Dear Carolyn • My husband and I are newlyweds. He had a long-term relationship with a woman who turned out to be married. When they first started dating, she lied to him about her marital status. He eventually found out but, by that point, had developed strong feelings for her and did not end their relationship. They have remained in constant contact over an 11-year period, with occasional weekends together.
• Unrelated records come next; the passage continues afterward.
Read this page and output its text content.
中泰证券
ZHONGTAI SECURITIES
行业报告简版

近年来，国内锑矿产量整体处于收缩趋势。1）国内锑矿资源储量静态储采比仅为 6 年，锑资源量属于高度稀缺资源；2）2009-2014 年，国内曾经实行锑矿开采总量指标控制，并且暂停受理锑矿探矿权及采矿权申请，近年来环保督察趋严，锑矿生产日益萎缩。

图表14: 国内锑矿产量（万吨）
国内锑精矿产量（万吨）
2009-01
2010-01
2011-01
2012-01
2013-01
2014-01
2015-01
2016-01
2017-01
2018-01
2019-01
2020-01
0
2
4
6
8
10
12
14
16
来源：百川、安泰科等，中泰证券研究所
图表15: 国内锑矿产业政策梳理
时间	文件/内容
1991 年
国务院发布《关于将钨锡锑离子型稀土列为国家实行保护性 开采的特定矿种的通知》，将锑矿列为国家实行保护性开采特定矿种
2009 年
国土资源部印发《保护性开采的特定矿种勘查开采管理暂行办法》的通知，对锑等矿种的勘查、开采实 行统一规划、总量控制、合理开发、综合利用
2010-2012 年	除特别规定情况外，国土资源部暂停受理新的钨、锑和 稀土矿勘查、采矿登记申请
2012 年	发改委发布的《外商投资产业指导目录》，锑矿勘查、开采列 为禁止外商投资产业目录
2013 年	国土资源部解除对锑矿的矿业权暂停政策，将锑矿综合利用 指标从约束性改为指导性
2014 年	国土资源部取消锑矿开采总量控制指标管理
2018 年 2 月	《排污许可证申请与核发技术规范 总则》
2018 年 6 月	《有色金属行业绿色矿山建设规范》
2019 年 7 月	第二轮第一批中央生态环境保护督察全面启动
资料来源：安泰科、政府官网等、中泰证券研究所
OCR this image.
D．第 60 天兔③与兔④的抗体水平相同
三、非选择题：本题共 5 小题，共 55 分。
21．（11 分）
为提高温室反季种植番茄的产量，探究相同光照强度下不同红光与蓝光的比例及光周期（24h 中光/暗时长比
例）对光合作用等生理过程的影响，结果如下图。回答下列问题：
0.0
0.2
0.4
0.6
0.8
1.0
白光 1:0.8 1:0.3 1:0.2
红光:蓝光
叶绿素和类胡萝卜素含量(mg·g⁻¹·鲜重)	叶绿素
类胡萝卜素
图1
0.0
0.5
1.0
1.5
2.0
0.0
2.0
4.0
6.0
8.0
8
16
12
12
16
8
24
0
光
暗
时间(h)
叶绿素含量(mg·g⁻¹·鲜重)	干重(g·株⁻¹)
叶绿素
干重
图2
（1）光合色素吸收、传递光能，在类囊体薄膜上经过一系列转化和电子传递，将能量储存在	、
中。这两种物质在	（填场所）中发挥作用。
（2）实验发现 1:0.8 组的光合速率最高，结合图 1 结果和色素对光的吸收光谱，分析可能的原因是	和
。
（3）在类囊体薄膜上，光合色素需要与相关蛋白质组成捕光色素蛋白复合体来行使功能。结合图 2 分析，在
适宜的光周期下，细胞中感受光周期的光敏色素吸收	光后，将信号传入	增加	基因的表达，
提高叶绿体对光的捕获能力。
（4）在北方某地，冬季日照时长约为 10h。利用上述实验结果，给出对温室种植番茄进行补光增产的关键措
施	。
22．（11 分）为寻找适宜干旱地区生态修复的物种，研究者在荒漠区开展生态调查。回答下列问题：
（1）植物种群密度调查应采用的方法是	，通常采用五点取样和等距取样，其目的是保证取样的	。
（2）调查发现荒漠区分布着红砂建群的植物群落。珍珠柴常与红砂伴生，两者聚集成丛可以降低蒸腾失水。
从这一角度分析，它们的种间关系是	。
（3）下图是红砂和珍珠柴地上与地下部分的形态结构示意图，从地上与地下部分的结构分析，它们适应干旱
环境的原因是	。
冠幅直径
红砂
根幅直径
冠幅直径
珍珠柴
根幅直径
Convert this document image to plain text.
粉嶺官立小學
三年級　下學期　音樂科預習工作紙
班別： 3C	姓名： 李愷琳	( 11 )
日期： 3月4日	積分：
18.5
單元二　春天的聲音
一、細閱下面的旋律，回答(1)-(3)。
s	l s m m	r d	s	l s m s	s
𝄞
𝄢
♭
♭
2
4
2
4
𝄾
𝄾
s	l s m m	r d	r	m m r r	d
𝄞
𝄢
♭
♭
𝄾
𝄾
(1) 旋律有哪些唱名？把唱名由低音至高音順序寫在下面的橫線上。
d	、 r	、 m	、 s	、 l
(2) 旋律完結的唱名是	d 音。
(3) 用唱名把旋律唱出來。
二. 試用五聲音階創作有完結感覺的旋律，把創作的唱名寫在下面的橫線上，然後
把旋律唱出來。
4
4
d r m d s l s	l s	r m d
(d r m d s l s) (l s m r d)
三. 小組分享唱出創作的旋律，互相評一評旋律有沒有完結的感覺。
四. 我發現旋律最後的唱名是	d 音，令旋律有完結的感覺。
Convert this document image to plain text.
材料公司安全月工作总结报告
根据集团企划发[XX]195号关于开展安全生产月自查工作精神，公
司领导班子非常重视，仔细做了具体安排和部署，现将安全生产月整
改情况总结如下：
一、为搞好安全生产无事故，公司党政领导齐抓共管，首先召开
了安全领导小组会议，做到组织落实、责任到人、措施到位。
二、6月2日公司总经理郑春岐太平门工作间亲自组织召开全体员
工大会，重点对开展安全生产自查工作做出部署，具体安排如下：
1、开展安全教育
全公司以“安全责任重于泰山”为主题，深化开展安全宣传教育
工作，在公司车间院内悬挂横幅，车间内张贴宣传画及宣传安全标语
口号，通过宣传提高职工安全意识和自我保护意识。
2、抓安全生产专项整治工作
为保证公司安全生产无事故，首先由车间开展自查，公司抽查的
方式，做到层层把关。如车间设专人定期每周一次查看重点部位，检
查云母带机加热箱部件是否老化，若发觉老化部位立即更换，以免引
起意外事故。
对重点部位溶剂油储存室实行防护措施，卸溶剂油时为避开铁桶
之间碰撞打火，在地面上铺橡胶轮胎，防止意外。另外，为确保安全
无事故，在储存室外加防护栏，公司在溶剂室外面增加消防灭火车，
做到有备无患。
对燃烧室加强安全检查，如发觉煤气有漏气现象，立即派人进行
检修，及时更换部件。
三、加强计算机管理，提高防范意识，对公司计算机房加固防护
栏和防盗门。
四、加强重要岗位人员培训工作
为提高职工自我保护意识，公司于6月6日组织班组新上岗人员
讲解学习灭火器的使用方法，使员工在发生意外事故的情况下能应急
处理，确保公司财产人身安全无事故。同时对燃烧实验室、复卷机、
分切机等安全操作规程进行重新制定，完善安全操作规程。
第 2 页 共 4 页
Since she learned of our engagement and marriage, she is tearfully telling my husband about how she "almost" left her family for him, and that he "doesn't even sound like himself anymore." I really resent this woman's intrusion into our lives and have clearly communicated this to my husband. He has yet to respond. How should I handle this?
Why Do I Feel Like the Bad Guy
Dear Bad Guy • You handle it with an attorney. This isn't advice I relish giving; I prefer to lay out options and let the couple sort it out. To complete the disclosure, I'll even throw in that I believe in letting adults, married or not, choose their own friends. However, if it's marriage to someone who takes marriage lightly? I won't shake my pro-marriage pom-poms for that.
Dear Carolyn • Two years ago we bought a vacation home. We go practically every weekend for three seasons a year. Friends have commented how we're never available anymore, and I will admit we've grown very lax about returning calls, texts, emails, whatever. We used to do holiday meals at our house for a group of people, but only a handful showed up for Christmas and just one for Easter. I asked why and she said, "To people who used to see you several times a week, two years of being basically ignored feels personal. " How can we get our friends to see things have changed, but it's not personal?
Old Friends Disappearing
Dear Disappearing • Maybe it's not "wrong" or even "personal," but saying to your friends, "Don't call us, we'll call you ... when we need kitchen help or filler guests" is mind-bendingly obnoxious.
Carolyn Hax's column runs Mondays, Wednesdays and Fridays.